SoundtrackDirectionScreenplayScenographySpecial effectsActing

I'm not particularly fond of action films and the plot didn't tell me much, but after having appreciated them so much in Blade Runner 2049 I was curious to see another film made by Denis Villeneuve (the director) and Roger Deakins (the director of photography, a living legend of cinema).
 

The film is about FBI anti-drug agent Kate Macer (Emily Blunt) who deals with anti-drug activities and gets involved in a special task force organized to fight the Mexican cartels.
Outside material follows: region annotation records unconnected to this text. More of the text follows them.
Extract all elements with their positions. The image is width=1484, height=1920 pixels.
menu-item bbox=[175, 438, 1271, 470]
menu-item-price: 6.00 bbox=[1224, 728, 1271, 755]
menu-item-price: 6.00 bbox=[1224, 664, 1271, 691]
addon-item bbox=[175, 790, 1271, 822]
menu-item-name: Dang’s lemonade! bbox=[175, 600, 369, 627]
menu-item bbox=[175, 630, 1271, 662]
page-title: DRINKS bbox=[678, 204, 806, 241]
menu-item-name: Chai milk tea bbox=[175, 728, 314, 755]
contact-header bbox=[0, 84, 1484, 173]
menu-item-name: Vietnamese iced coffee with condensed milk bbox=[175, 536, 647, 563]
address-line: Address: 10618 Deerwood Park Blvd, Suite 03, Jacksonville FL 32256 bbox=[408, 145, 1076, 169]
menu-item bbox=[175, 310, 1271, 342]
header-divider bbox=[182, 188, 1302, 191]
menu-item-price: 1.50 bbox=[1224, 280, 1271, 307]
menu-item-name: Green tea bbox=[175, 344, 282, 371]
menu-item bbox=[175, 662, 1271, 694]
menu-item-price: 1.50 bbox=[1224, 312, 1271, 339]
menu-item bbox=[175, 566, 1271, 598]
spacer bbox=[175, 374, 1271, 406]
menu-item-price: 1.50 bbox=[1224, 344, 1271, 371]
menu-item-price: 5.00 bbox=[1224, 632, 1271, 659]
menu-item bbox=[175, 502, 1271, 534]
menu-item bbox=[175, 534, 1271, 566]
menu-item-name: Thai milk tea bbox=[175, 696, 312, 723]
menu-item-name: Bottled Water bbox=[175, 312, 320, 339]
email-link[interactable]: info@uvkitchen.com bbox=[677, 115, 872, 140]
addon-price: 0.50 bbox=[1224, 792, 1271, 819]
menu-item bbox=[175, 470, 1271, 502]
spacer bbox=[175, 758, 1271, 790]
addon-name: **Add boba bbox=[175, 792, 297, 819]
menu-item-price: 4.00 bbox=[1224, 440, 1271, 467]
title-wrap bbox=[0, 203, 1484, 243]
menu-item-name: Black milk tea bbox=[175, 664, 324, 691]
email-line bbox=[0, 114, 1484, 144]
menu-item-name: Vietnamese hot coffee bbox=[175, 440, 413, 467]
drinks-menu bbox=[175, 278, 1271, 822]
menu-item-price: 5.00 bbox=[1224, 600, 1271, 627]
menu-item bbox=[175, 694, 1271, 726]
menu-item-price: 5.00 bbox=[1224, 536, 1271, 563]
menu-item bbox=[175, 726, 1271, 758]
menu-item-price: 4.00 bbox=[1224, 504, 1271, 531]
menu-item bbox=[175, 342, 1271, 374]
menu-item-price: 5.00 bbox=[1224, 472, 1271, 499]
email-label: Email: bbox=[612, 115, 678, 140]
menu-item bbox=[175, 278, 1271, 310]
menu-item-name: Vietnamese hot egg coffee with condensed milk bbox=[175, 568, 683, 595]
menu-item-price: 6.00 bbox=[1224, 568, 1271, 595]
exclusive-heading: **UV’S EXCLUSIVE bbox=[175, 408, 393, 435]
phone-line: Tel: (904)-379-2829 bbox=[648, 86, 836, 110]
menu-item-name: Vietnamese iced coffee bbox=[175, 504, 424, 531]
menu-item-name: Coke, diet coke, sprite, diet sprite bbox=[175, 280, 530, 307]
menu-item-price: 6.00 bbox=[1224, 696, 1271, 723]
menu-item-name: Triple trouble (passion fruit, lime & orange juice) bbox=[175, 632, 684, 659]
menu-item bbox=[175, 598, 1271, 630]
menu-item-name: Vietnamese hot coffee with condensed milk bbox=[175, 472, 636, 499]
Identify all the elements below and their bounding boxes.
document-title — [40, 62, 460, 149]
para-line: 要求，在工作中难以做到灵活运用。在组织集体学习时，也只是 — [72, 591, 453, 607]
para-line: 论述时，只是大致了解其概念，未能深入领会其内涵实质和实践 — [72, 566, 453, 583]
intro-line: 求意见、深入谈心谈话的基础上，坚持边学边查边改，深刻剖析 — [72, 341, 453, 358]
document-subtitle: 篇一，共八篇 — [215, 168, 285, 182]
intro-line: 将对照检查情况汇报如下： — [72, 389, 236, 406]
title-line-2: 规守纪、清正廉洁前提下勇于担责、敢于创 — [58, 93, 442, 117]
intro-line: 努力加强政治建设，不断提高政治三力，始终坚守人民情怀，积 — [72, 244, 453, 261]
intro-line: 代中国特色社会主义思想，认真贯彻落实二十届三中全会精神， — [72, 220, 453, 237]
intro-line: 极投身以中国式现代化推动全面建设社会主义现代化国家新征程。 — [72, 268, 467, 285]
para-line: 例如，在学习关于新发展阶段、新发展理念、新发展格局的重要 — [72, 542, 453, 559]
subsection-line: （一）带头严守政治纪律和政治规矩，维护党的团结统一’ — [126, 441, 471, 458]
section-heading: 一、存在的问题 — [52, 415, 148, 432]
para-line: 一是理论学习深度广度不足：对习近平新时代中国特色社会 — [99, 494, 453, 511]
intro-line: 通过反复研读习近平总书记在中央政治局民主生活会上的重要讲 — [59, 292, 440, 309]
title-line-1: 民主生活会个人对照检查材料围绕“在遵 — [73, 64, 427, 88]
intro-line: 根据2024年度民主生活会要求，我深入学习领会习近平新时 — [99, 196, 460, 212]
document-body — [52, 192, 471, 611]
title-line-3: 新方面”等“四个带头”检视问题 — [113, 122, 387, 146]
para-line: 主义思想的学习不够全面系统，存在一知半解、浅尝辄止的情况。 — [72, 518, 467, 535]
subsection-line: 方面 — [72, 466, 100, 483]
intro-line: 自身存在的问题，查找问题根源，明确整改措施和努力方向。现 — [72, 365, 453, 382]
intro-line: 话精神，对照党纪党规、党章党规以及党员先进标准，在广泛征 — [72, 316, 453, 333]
The brutality of the film lies in the extremely crude and realistic way with which it describes the actions of the Mexican traffickers: some scenes seem completely invented, but in an episode of his podcast Roger Deakins revealed that the most brutal scenes (and we are really at a step away from bordering on actual horror) are taken from real news events, to the point that the authors had to resort to CGI to avoid traumatizing the inhabitants of the Mexican cities in which some scenes were filmed, because they could have reported to the memory of traumatic events they had witnessed.
 

The film, however, does not aspire - at least not openly - to be considered "a true story", but focuses on the two protagonists. Agent Macer (who represents morality and justice) and the ambiguous character played masterfully by Benicio del Toro, at the same time an emotionless monster and a man who lives in pain. It is from the comparison between these two extremes that the heart of a splendid film is born which in some way made me think of "The Untouchables", of which it shares the same sense of constant threat due to the fact of not being able to understand whose can really be trusted completely.